Bash’s choice: operator vs reserved word

bash

In Bash, I notice that there are some examples of choosing something as an operator or a reserved word:
(all quotes are from Bash Manual)

  1. (...) and {...}: They are both used for creating a list of commands.

    But the first one is operators, while the second one is reserved words:

    In addition to the creation of a subshell, there is a subtle
    difference between these two constructs due to historical reasons.
    The braces are reserved words, so they must be separated from the
    list by blanks or other shell metacharacters. The parentheses are
    operators, and are recognized as separate tokens by the shell even
    if they are not separated from the list by whitespace.

  2. !: It means logical negation.

    It is a reserved word when it precedes a pipeline:

    If the reserved word ‘!’ precedes the pipeline, the exit status is the logical
    negation of the exit status as described above.

    It is an operator in three places:

    • in shell arithmetic expressions,
    • in conditional expressions within [...]
    • in conditional expressions within [[...]].

My questions are:

  1. Why are some of them reserved words, and the others operators, despite that they are used for the same meaning?

    My intention isn't to learn about the design history of Bash, or why Bash is designed as it is today, (so it is fine to skip this question), although that helps. My intention is to understand what operators can do while reserved words can't, and vice versa (see the following two questions).

  2. What is the advantage of making something an operator instead of a reserved word?

  3. What is the advantage of making something a reserved word instead of an operator?

  4. Are there other similar examples?

    My intention isn't just to collect the examples, but to derive some principles from them (see the above two questions), so that I can better understand the specifics and become less inclined to be confused and make mistakes. So it is fine to skip this question.

Best Answer

Firstly, let's differentiate these two things, "operator" and "reserved word." They are not even at the same level of abstraction, they are entirely different things. Start with standard English-language definitions*:

operator: a symbol or function denoting an operation.

(Note that "symbol" does not imply "single character"; a word is a symbol, too.)

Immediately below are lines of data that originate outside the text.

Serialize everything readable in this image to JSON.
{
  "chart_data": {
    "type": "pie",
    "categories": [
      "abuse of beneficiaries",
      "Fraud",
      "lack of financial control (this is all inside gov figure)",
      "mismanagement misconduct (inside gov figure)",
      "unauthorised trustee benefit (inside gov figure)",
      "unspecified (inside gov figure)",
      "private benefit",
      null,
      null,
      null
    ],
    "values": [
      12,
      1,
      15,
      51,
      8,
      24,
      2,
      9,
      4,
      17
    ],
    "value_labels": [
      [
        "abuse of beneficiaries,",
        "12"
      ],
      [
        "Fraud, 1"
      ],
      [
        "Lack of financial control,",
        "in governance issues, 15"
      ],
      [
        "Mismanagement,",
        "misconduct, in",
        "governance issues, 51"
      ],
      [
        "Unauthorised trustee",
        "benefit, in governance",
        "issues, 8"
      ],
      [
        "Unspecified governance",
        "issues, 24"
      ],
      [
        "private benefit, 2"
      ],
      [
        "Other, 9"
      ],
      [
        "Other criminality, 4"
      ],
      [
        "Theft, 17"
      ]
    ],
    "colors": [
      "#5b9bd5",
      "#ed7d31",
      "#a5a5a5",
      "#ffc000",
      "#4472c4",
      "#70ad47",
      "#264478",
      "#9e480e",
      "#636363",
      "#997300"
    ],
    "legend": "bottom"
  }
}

operation: a process in which a number, quantity, expression, etc., is altered or manipulated according to formal rules, such as those of addition, multiplication, and differentiation.

Hopefully clear? Make up a few examples of your own; it will help.

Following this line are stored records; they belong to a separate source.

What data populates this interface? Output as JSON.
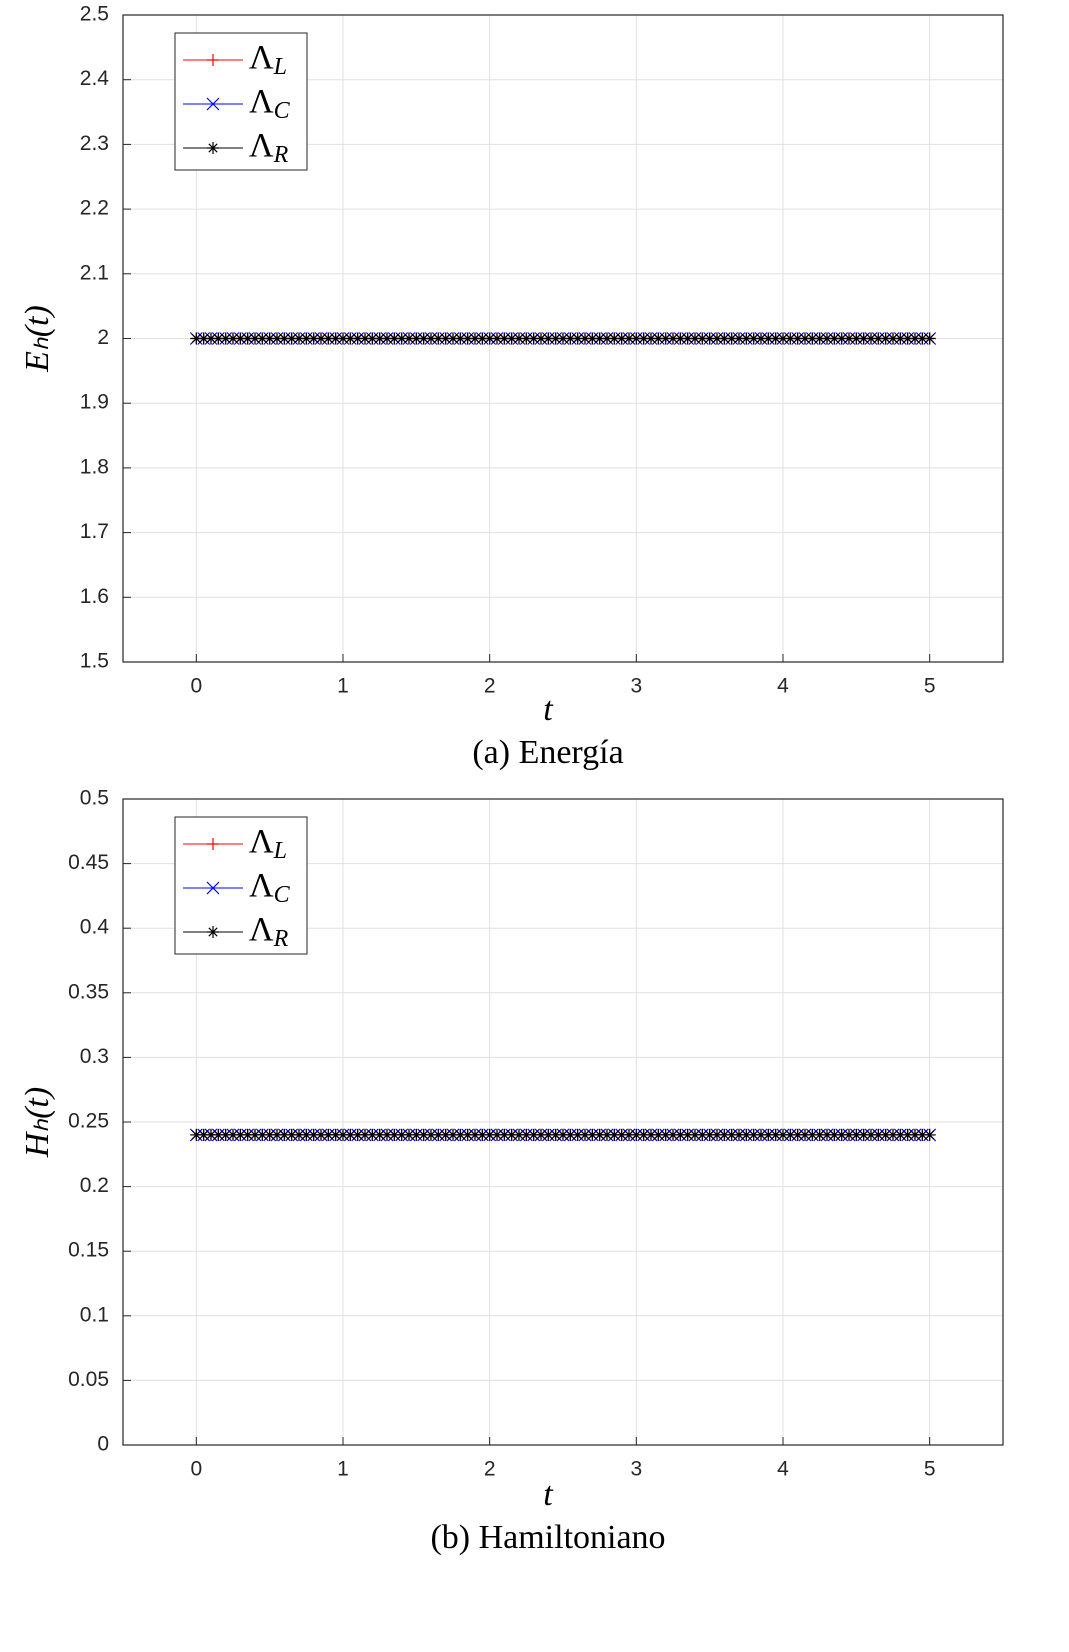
{
  "chart_data": [
    {
      "type": "line",
      "caption": "(a) Energía",
      "xlabel": "t",
      "ylabel": "Eₕ(t)",
      "xlim": [
        -0.5,
        5.5
      ],
      "xticks": [
        0,
        1,
        2,
        3,
        4,
        5
      ],
      "ylim": [
        1.5,
        2.5
      ],
      "yticks": [
        1.5,
        1.6,
        1.7,
        1.8,
        1.9,
        2,
        2.1,
        2.2,
        2.3,
        2.4,
        2.5
      ],
      "grid": true,
      "legend": "northwest",
      "x": [
        0,
        0.05,
        0.1,
        0.15,
        0.2,
        0.25,
        0.3,
        0.35,
        0.4,
        0.45,
        0.5,
        0.55,
        0.6,
        0.65,
        0.7,
        0.75,
        0.8,
        0.85,
        0.9,
        0.95,
        1,
        1.05,
        1.1,
        1.15,
        1.2,
        1.25,
        1.3,
        1.35,
        1.4,
        1.45,
        1.5,
        1.55,
        1.6,
        1.65,
        1.7,
        1.75,
        1.8,
        1.85,
        1.9,
        1.95,
        2,
        2.05,
        2.1,
        2.15,
        2.2,
        2.25,
        2.3,
        2.35,
        2.4,
        2.45,
        2.5,
        2.55,
        2.6,
        2.65,
        2.7,
        2.75,
        2.8,
        2.85,
        2.9,
        2.95,
        3,
        3.05,
        3.1,
        3.15,
        3.2,
        3.25,
        3.3,
        3.35,
        3.4,
        3.45,
        3.5,
        3.55,
        3.6,
        3.65,
        3.7,
        3.75,
        3.8,
        3.85,
        3.9,
        3.95,
        4,
        4.05,
        4.1,
        4.15,
        4.2,
        4.25,
        4.3,
        4.35,
        4.4,
        4.45,
        4.5,
        4.55,
        4.6,
        4.65,
        4.7,
        4.75,
        4.8,
        4.85,
        4.9,
        4.95,
        5
      ],
      "series": [
        {
          "name": "ΛL",
          "color": "#ff0000",
          "marker": "+",
          "values": [
            2,
            2,
            2,
            2,
            2,
            2,
            2,
            2,
            2,
            2,
            2,
            2,
            2,
            2,
            2,
            2,
            2,
            2,
            2,
            2,
            2,
            2,
            2,
            2,
            2,
            2,
            2,
            2,
            2,
            2,
            2,
            2,
            2,
            2,
            2,
            2,
            2,
            2,
            2,
            2,
            2,
            2,
            2,
            2,
            2,
            2,
            2,
            2,
            2,
            2,
            2,
            2,
            2,
            2,
            2,
            2,
            2,
            2,
            2,
            2,
            2,
            2,
            2,
            2,
            2,
            2,
            2,
            2,
            2,
            2,
            2,
            2,
            2,
            2,
            2,
            2,
            2,
            2,
            2,
            2,
            2,
            2,
            2,
            2,
            2,
            2,
            2,
            2,
            2,
            2,
            2,
            2,
            2,
            2,
            2,
            2,
            2,
            2,
            2,
            2,
            2
          ]
        },
        {
          "name": "ΛC",
          "color": "#0000ff",
          "marker": "x",
          "values": [
            2,
            2,
            2,
            2,
            2,
            2,
            2,
            2,
            2,
            2,
            2,
            2,
            2,
            2,
            2,
            2,
            2,
            2,
            2,
            2,
            2,
            2,
            2,
            2,
            2,
            2,
            2,
            2,
            2,
            2,
            2,
            2,
            2,
            2,
            2,
            2,
            2,
            2,
            2,
            2,
            2,
            2,
            2,
            2,
            2,
            2,
            2,
            2,
            2,
            2,
            2,
            2,
            2,
            2,
            2,
            2,
            2,
            2,
            2,
            2,
            2,
            2,
            2,
            2,
            2,
            2,
            2,
            2,
            2,
            2,
            2,
            2,
            2,
            2,
            2,
            2,
            2,
            2,
            2,
            2,
            2,
            2,
            2,
            2,
            2,
            2,
            2,
            2,
            2,
            2,
            2,
            2,
            2,
            2,
            2,
            2,
            2,
            2,
            2,
            2,
            2
          ]
        },
        {
          "name": "ΛR",
          "color": "#000000",
          "marker": "*",
          "values": [
            2,
            2,
            2,
            2,
            2,
            2,
            2,
            2,
            2,
            2,
            2,
            2,
            2,
            2,
            2,
            2,
            2,
            2,
            2,
            2,
            2,
            2,
            2,
            2,
            2,
            2,
            2,
            2,
            2,
            2,
            2,
            2,
            2,
            2,
            2,
            2,
            2,
            2,
            2,
            2,
            2,
            2,
            2,
            2,
            2,
            2,
            2,
            2,
            2,
            2,
            2,
            2,
            2,
            2,
            2,
            2,
            2,
            2,
            2,
            2,
            2,
            2,
            2,
            2,
            2,
            2,
            2,
            2,
            2,
            2,
            2,
            2,
            2,
            2,
            2,
            2,
            2,
            2,
            2,
            2,
            2,
            2,
            2,
            2,
            2,
            2,
            2,
            2,
            2,
            2,
            2,
            2,
            2,
            2,
            2,
            2,
            2,
            2,
            2,
            2,
            2
          ]
        }
      ]
    },
    {
      "type": "line",
      "caption": "(b) Hamiltoniano",
      "xlabel": "t",
      "ylabel": "Hₕ(t)",
      "xlim": [
        -0.5,
        5.5
      ],
      "xticks": [
        0,
        1,
        2,
        3,
        4,
        5
      ],
      "ylim": [
        0,
        0.5
      ],
      "yticks": [
        0,
        0.05,
        0.1,
        0.15,
        0.2,
        0.25,
        0.3,
        0.35,
        0.4,
        0.45,
        0.5
      ],
      "grid": true,
      "legend": "northwest",
      "x": [
        0,
        0.05,
        0.1,
        0.15,
        0.2,
        0.25,
        0.3,
        0.35,
        0.4,
        0.45,
        0.5,
        0.55,
        0.6,
        0.65,
        0.7,
        0.75,
        0.8,
        0.85,
        0.9,
        0.95,
        1,
        1.05,
        1.1,
        1.15,
        1.2,
        1.25,
        1.3,
        1.35,
        1.4,
        1.45,
        1.5,
        1.55,
        1.6,
        1.65,
        1.7,
        1.75,
        1.8,
        1.85,
        1.9,
        1.95,
        2,
        2.05,
        2.1,
        2.15,
        2.2,
        2.25,
        2.3,
        2.35,
        2.4,
        2.45,
        2.5,
        2.55,
        2.6,
        2.65,
        2.7,
        2.75,
        2.8,
        2.85,
        2.9,
        2.95,
        3,
        3.05,
        3.1,
        3.15,
        3.2,
        3.25,
        3.3,
        3.35,
        3.4,
        3.45,
        3.5,
        3.55,
        3.6,
        3.65,
        3.7,
        3.75,
        3.8,
        3.85,
        3.9,
        3.95,
        4,
        4.05,
        4.1,
        4.15,
        4.2,
        4.25,
        4.3,
        4.35,
        4.4,
        4.45,
        4.5,
        4.55,
        4.6,
        4.65,
        4.7,
        4.75,
        4.8,
        4.85,
        4.9,
        4.95,
        5
      ],
      "series": [
        {
          "name": "ΛL",
          "color": "#ff0000",
          "marker": "+",
          "values": [
            0.24,
            0.24,
            0.24,
            0.24,
            0.24,
            0.24,
            0.24,
            0.24,
            0.24,
            0.24,
            0.24,
            0.24,
            0.24,
            0.24,
            0.24,
            0.24,
            0.24,
            0.24,
            0.24,
            0.24,
            0.24,
            0.24,
            0.24,
            0.24,
            0.24,
            0.24,
            0.24,
            0.24,
            0.24,
            0.24,
            0.24,
            0.24,
            0.24,
            0.24,
            0.24,
            0.24,
            0.24,
            0.24,
            0.24,
            0.24,
            0.24,
            0.24,
            0.24,
            0.24,
            0.24,
            0.24,
            0.24,
            0.24,
            0.24,
            0.24,
            0.24,
            0.24,
            0.24,
            0.24,
            0.24,
            0.24,
            0.24,
            0.24,
            0.24,
            0.24,
            0.24,
            0.24,
            0.24,
            0.24,
            0.24,
            0.24,
            0.24,
            0.24,
            0.24,
            0.24,
            0.24,
            0.24,
            0.24,
            0.24,
            0.24,
            0.24,
            0.24,
            0.24,
            0.24,
            0.24,
            0.24,
            0.24,
            0.24,
            0.24,
            0.24,
            0.24,
            0.24,
            0.24,
            0.24,
            0.24,
            0.24,
            0.24,
            0.24,
            0.24,
            0.24,
            0.24,
            0.24,
            0.24,
            0.24,
            0.24,
            0.24
          ]
        },
        {
          "name": "ΛC",
          "color": "#0000ff",
          "marker": "x",
          "values": [
            0.24,
            0.24,
            0.24,
            0.24,
            0.24,
            0.24,
            0.24,
            0.24,
            0.24,
            0.24,
            0.24,
            0.24,
            0.24,
            0.24,
            0.24,
            0.24,
            0.24,
            0.24,
            0.24,
            0.24,
            0.24,
            0.24,
            0.24,
            0.24,
            0.24,
            0.24,
            0.24,
            0.24,
            0.24,
            0.24,
            0.24,
            0.24,
            0.24,
            0.24,
            0.24,
            0.24,
            0.24,
            0.24,
            0.24,
            0.24,
            0.24,
            0.24,
            0.24,
            0.24,
            0.24,
            0.24,
            0.24,
            0.24,
            0.24,
            0.24,
            0.24,
            0.24,
            0.24,
            0.24,
            0.24,
            0.24,
            0.24,
            0.24,
            0.24,
            0.24,
            0.24,
            0.24,
            0.24,
            0.24,
            0.24,
            0.24,
            0.24,
            0.24,
            0.24,
            0.24,
            0.24,
            0.24,
            0.24,
            0.24,
            0.24,
            0.24,
            0.24,
            0.24,
            0.24,
            0.24,
            0.24,
            0.24,
            0.24,
            0.24,
            0.24,
            0.24,
            0.24,
            0.24,
            0.24,
            0.24,
            0.24,
            0.24,
            0.24,
            0.24,
            0.24,
            0.24,
            0.24,
            0.24,
            0.24,
            0.24,
            0.24
          ]
        },
        {
          "name": "ΛR",
          "color": "#000000",
          "marker": "*",
          "values": [
            0.24,
            0.24,
            0.24,
            0.24,
            0.24,
            0.24,
            0.24,
            0.24,
            0.24,
            0.24,
            0.24,
            0.24,
            0.24,
            0.24,
            0.24,
            0.24,
            0.24,
            0.24,
            0.24,
            0.24,
            0.24,
            0.24,
            0.24,
            0.24,
            0.24,
            0.24,
            0.24,
            0.24,
            0.24,
            0.24,
            0.24,
            0.24,
            0.24,
            0.24,
            0.24,
            0.24,
            0.24,
            0.24,
            0.24,
            0.24,
            0.24,
            0.24,
            0.24,
            0.24,
            0.24,
            0.24,
            0.24,
            0.24,
            0.24,
            0.24,
            0.24,
            0.24,
            0.24,
            0.24,
            0.24,
            0.24,
            0.24,
            0.24,
            0.24,
            0.24,
            0.24,
            0.24,
            0.24,
            0.24,
            0.24,
            0.24,
            0.24,
            0.24,
            0.24,
            0.24,
            0.24,
            0.24,
            0.24,
            0.24,
            0.24,
            0.24,
            0.24,
            0.24,
            0.24,
            0.24,
            0.24,
            0.24,
            0.24,
            0.24,
            0.24,
            0.24,
            0.24,
            0.24,
            0.24,
            0.24,
            0.24,
            0.24,
            0.24,
            0.24,
            0.24,
            0.24,
            0.24,
            0.24,
            0.24,
            0.24,
            0.24
          ]
        }
      ]
    }
  ]
}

Then we have "reserved word," for which we really only need to look up "reserved":

reserved: kept specially for a particular purpose or person

In this case we mean words that were kept for a particular purpose by the shell designers, and may not be used for other purposes (at least, not without escaping them).


Note that these terms do not describe disjoint sets of things. That is, there are reserved words which denote the alteration or manipulation of expressions (or commands) according to formal rules.

In actual fact, ! as a "reserved word" preceding a pipeline is in fact an operator on the exit status of that pipeline, just by standard English definitions.

The issue is purely one of semantics, and the difference is not as important as the authors of that particular manual seem to believe. The application of these labels comes after the fact of the design and the labels are used to describe the concrete behavior embedded in the design; neither item ("reserved word" or "operator") has an inherent advantage over the other. The labels may have advantages in some cases, but frankly they actually just mean different things. They are just two different terms.


Specific programmatic meanings:

From a cursory look over that particular manual, the key terms for this question actually appear to be:

  • token
  • word
  • metacharacter
  • operator
  • control operator
  • reserved word

In that sequence.

My takeaway:

A word is something that must be separated from other words by placement of metacharacters. An operator itself consists of "word separators" (metacharacters) and so does not need to be specifically separated from words.


Thus the entirety of the important difference between {...} and (...) could have been conveyed in the quotation you cite without even using the terms that prompted this question. Here is a rewording:

In addition to the creation of a subshell, there is a subtle difference between these two constructs due to historical reasons. The braces must be separated from the list by blanks or other shell metacharacters. The parentheses are recognized as separate tokens by the shell even if they are not separated from the list by whitespace.

The entire meaning is there. This defines the difference between "operator" and "reserved word." There is no other difference.


*Definitions are taken from New Oxford American Dictionary.